Originally published June 29 2008
U.S. Government Plunging Further Into Debt at $1 Million a Minute
by David Gutierrez, staff writer
(NaturalNews) The U.S. government's national debt is growing by almost $1 million per minute, or $1.4 billion per day. Merely paying the interest on what this debt has become is anticipated to place an increasing strain on public programs.
The debt has grown from $5.7 trillion in Jan. 2001, when President George W. Bush took office, to $9.13 trillion today, and is expected to climb past $10 trillion by the time Bush leaves office at the beginning of 2009. Because the interest on the debt keeps compounding, the percentage of the national budget that interest payments take keeps climbing. In 2006, the government spent $430 billion to pay interest on its debt.
''We pay in interest four times more than we spend on education and four times what it will cost to cover 10 million children with health insurance for five years,'' said Speaker of the House Nancy Pelosi. ''That's fiscal irresponsibility.''
Paying down the interest on the national debt is close to becoming the third largest area of government spending, following current military spending in second place and guaranteed health and retirement benefits in first.
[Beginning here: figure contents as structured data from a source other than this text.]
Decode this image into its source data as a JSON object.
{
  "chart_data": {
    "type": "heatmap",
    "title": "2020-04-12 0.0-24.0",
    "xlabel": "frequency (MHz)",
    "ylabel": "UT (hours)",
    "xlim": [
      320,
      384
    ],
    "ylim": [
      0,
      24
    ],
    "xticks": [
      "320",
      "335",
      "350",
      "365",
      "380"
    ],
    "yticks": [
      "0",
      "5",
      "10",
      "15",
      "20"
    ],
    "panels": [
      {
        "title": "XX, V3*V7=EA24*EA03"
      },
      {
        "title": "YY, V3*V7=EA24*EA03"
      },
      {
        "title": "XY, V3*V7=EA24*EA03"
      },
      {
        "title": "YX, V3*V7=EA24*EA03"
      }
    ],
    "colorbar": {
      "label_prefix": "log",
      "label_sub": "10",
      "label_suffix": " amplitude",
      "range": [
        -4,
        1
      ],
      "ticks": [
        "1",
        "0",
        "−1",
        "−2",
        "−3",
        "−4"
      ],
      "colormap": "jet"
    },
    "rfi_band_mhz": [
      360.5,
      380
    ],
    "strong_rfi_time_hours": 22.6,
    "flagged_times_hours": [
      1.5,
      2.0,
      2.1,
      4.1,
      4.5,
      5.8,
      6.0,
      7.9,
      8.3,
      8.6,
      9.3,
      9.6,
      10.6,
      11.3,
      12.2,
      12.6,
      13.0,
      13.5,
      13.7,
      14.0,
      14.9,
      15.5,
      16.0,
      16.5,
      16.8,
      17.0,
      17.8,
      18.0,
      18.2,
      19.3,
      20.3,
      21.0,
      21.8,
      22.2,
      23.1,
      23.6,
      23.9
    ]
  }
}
As more baby boomers hit retirement age, government retirement and health spending is expected to skyrocket, making interest payments even more of a financial strain. The only solution at that point will be to raise taxes, cut government spending or borrow more money.
The latter solution will only work as long as the government can still find lenders, which is looking less and less likely as the debt climbs and the possibility of a default increases.
''The first day the Chinese or the Japanese or the Saudis say, `we've bought enough of your paper,' then the debt, whatever level it is at that point, becomes unmanageable,'' said former congressional budget analyst Stanley Collender.
Four trillion dollars of the national debt is "publicly held," meaning that the government owes it to various government accounts and programs, such as Social Security. The remaining $5.1 trillion is held by individual investors, banks, pension and mutual funds, and local, state and foreign governments who have purchased U.S. Treasury bonds.